Because the IRS is likely to use the guidance as a springboard for future audits, its proposed regulations also are likely to bring greater uniformity among employer practices, consultants add.

The proposed rules, released Aug. 3, apply to the wide array of coverages offered through flexible benefit plans. Those benefits can include health insurance, flexible spending accounts, health savings accounts, disability coverage, group term life insurance and dependent care benefits.

While providing new guidance, the IRS also generally confirms that employers should continue many "good faith" practices they have adopted so far, the consultants said.

"It's always good when you get definitive guidance one way or the other so you know how you are doing," said J.D. Piro, an attorney at Hewitt Associates Inc. in Norwalk, Conn. "It is even better when it confirms the direction you have been going and it doesn't require major course correction."

The regulations tell employers practices that should be spelled out in their plan documents, consultants said.

The regulations retain, as expected, an earlier IRS rule that requires employees to forfeit unused FSA balances at the end of the plan year or 2½ months after the close of the plan year if a so-called grace period feature is adopted. However, the rules make clear that employers can use remaining balances to pay for administrative expenses they incur in offering FSAs.

Employers forged existing administration and operations practices by attempting to follow IRS proposed regulations in 1984 and 1989. But those pronouncements lacked specific direction and tax law changes have occurred since, observers added.

A significant area of guidance focuses on testing flexible benefit plans to assure they do not discriminate in favor of highly compensated employees and against employees that are not highly compensated, said Sharon Cohen, group and health benefits council for Watson Wyatt Worldwide in Arlington, Va.

Employers that have already implemented measures they hoped would eliminate that possibility relied on a "very general discussion" of nondiscrimination rules to follow, Ms. Cohen said.

Several consultants agree.

"Section 125 has been in the Internal Revenue Service code since 1978, and this is really the first time the Service has provided substantive, interpretive guidance on these nondiscrimination rules," said Mike Langan, a principal at Towers Perrin in Valhalla, N.Y.

The regulations do not create new tests for areas such as plan eligibility or election of contributions and benefits. But the IRS does clarify how to conduct the tests.

To test for nondiscriminatory eligibility, the IRS confirms that it is appropriate to rely on rules already established for qualified retirement plans under its code section 410(b). Additional guidance on objective testing to determine whether contribution and benefit election practices are discriminatory includes a specific formula or ratio to measure use among employees, Ms.

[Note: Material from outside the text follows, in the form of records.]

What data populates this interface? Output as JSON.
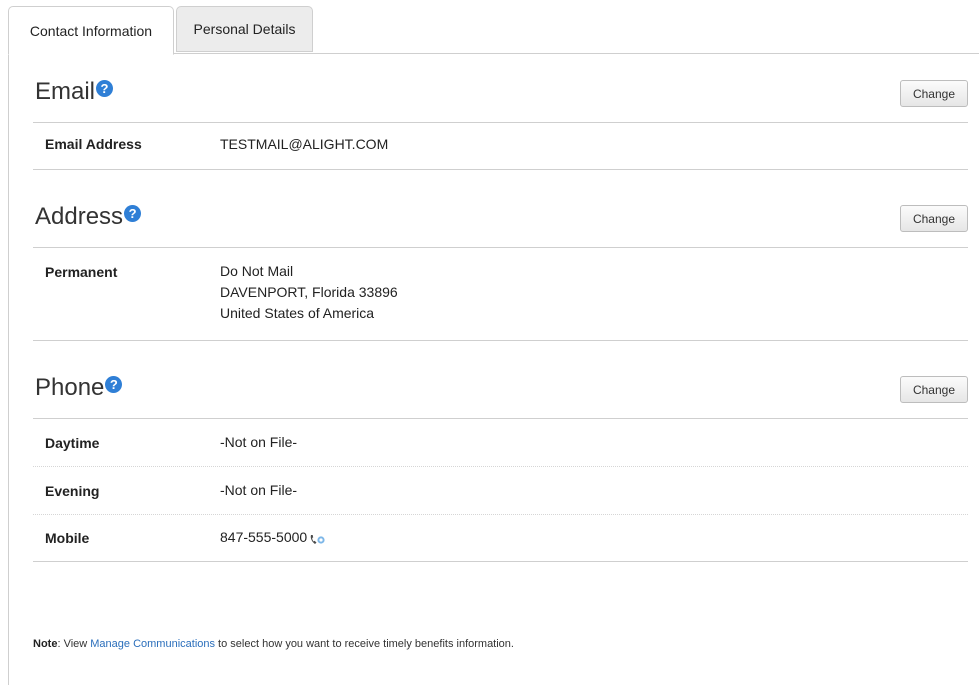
{
  "tabs": [
    {
      "label": "Contact Information",
      "active": true
    },
    {
      "label": "Personal Details",
      "active": false
    }
  ],
  "email": {
    "title": "Email",
    "change_label": "Change",
    "rows": [
      {
        "label": "Email Address",
        "value": "TESTMAIL@ALIGHT.COM"
      }
    ]
  },
  "address": {
    "title": "Address",
    "change_label": "Change",
    "label": "Permanent",
    "lines": [
      "Do Not Mail",
      "DAVENPORT, Florida 33896",
      "United States of America"
    ]
  },
  "phone": {
    "title": "Phone",
    "change_label": "Change",
    "rows": [
      {
        "label": "Daytime",
        "value": "-Not on File-"
      },
      {
        "label": "Evening",
        "value": "-Not on File-"
      },
      {
        "label": "Mobile",
        "value": "847-555-5000"
      }
    ]
  },
  "note": {
    "prefix": "Note",
    "text_before": ": View ",
    "link": "Manage Communications",
    "text_after": " to select how you want to receive timely benefits information."
  },
  "icons": {
    "help": "help-icon",
    "phone": "phone-icon"
  },
  "colors": {
    "accent": "#2f7fd6",
    "link": "#2a6ebb"
  }
}
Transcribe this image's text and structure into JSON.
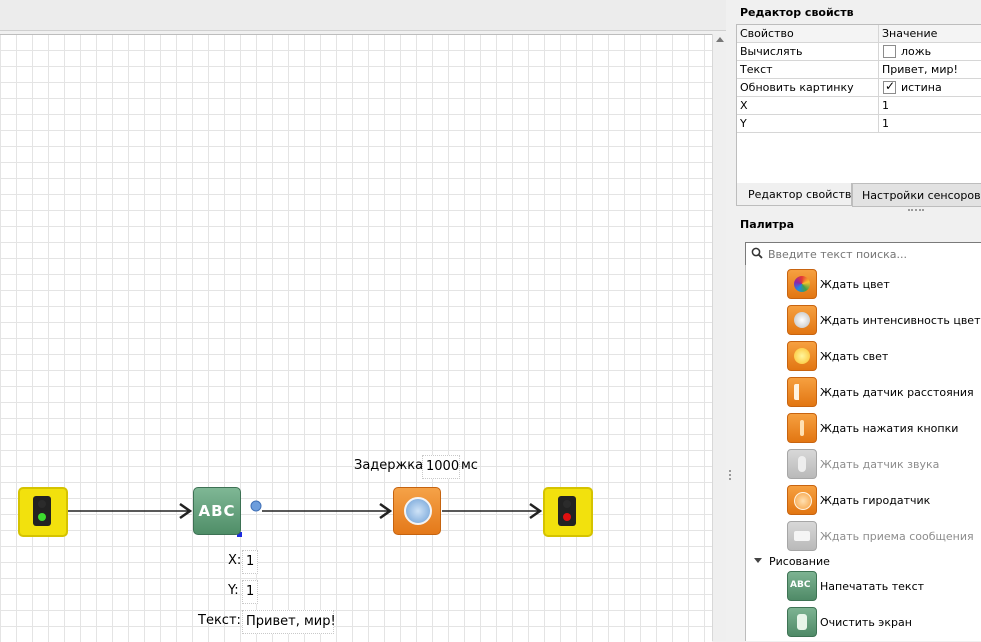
{
  "property_editor": {
    "title": "Редактор свойств",
    "columns": [
      "Свойство",
      "Значение"
    ],
    "rows": [
      {
        "name": "Вычислять",
        "value": "ложь",
        "checkbox": true,
        "checked": false
      },
      {
        "name": "Текст",
        "value": "Привет, мир!"
      },
      {
        "name": "Обновить картинку",
        "value": "истина",
        "checkbox": true,
        "checked": true
      },
      {
        "name": "X",
        "value": "1"
      },
      {
        "name": "Y",
        "value": "1"
      }
    ],
    "tabs": [
      "Редактор свойств",
      "Настройки сенсоров"
    ],
    "active_tab": "Настройки сенсоров"
  },
  "palette": {
    "title": "Палитра",
    "search_placeholder": "Введите текст поиска...",
    "items": [
      {
        "label": "Ждать цвет",
        "icon": "color-wheel-icon",
        "enabled": true
      },
      {
        "label": "Ждать интенсивность цвета",
        "icon": "color-intensity-icon",
        "enabled": true
      },
      {
        "label": "Ждать свет",
        "icon": "light-sensor-icon",
        "enabled": true
      },
      {
        "label": "Ждать датчик расстояния",
        "icon": "distance-sensor-icon",
        "enabled": true
      },
      {
        "label": "Ждать нажатия кнопки",
        "icon": "button-press-icon",
        "enabled": true
      },
      {
        "label": "Ждать датчик звука",
        "icon": "microphone-icon",
        "enabled": false
      },
      {
        "label": "Ждать гиродатчик",
        "icon": "gyro-sensor-icon",
        "enabled": true
      },
      {
        "label": "Ждать приема сообщения",
        "icon": "message-icon",
        "enabled": false
      }
    ],
    "section": {
      "label": "Рисование",
      "expanded": true
    },
    "section_items": [
      {
        "label": "Напечатать текст",
        "icon": "abc-icon"
      },
      {
        "label": "Очистить экран",
        "icon": "eraser-icon"
      }
    ]
  },
  "diagram": {
    "abc_block_text": "ABC",
    "delay": {
      "label": "Задержка:",
      "value": "1000",
      "unit": "мс"
    },
    "print_params": {
      "x_label": "X:",
      "x_value": "1",
      "y_label": "Y:",
      "y_value": "1",
      "text_label": "Текст:",
      "text_value": "Привет, мир!"
    }
  },
  "colors": {
    "start_lamp": "#3ddc2f",
    "stop_lamp": "#e01010",
    "block_orange": "#e98a26",
    "block_green": "#5e9b76",
    "signal_yellow": "#f2e10d"
  }
}
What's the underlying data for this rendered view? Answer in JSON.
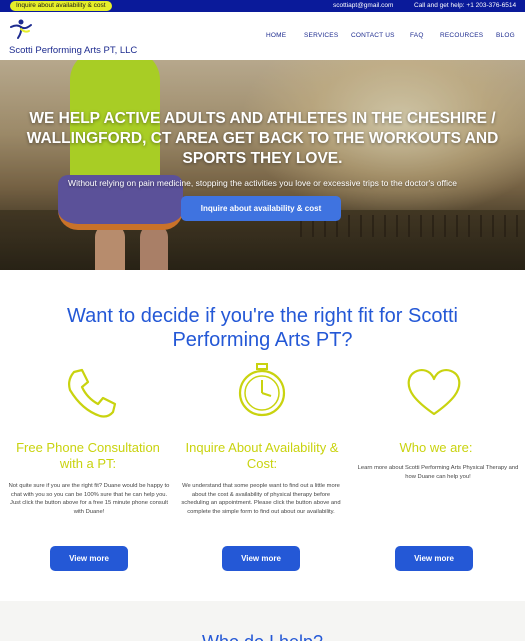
{
  "topbar": {
    "cta": "Inquire about availability & cost",
    "email": "scottiapt@gmail.com",
    "call": "Call and get help: +1 203-376-6514"
  },
  "header": {
    "logo_text": "Scotti Performing Arts PT, LLC",
    "nav": [
      "HOME",
      "SERVICES",
      "CONTACT US",
      "FAQ",
      "RECOURCES",
      "BLOG"
    ]
  },
  "hero": {
    "title": "WE HELP ACTIVE ADULTS AND ATHLETES IN THE CHESHIRE / WALLINGFORD, CT AREA GET BACK TO THE WORKOUTS AND SPORTS THEY LOVE.",
    "subtitle": "Without relying on pain medicine, stopping the activities you love or excessive trips to the doctor's office",
    "button": "Inquire about availability & cost"
  },
  "fit": {
    "title": "Want to decide if you're the right fit for Scotti Performing Arts PT?",
    "columns": [
      {
        "icon": "phone-icon",
        "title": "Free Phone Consultation with a PT:",
        "text": "Not quite sure if you are the right fit? Duane would be happy to chat with you so you can be 100% sure that he can help you. Just click the button above for a free 15 minute phone consult with Duane!",
        "button": "View more"
      },
      {
        "icon": "stopwatch-icon",
        "title": "Inquire About Availability & Cost:",
        "text": "We understand that some people want to find out a little more about the cost & availability of physical therapy before scheduling an appointment. Please click the button above and complete the simple form to find out about our availability.",
        "button": "View more"
      },
      {
        "icon": "heart-icon",
        "title": "Who we are:",
        "text": "Learn more about Scotti Performing Arts Physical Therapy and how Duane can help you!",
        "button": "View more"
      }
    ]
  },
  "bottom": {
    "title": "Who do I help?"
  },
  "colors": {
    "brand_blue": "#2458d6",
    "navy": "#0a1a9a",
    "accent_yellow": "#c9d30f"
  }
}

Cohen said.

The IRS proposes that its rules apply for plan years beginning Jan. 1, 2009. But it wants public comment before finalization, and it said it will hold hearings on Nov. 15. Taxpayers, however, may rely on the new regulations pending the final rules, the IRS said. When the IRS finalizes its regulations, it will use them to audit employers' flexible benefit plans, it added.

Because the IRS has not provided substantive interpretation or guidance on nondiscrimination tests before, enforcement has been lax, Mr. Langan said.

Other consultants say some employers either haven't tested or their tests have been perfunctory.

"The sea change here is that the Internal Revenue Service has not only issued this interpretive guidance, but that they seem to have signaled that they are going to move forward over the next several years and perhaps enforce these rules," Mr. Langan said.

While the new regulations are more specific than what employers have had to work with in the past, some ambiguities remain and are likely to draw public comment and future changes, the consultants said.

In addition to nondiscrimination testing, the proposed regulations address a host of issues including debit cards, paid time off, 401(k) plan contributions and what constitutes a flexible benefit plan year.

For instance, they definitively require that a flexible benefit plan year must be 12 months--a practice employers generally but not always have adopted, consultants said.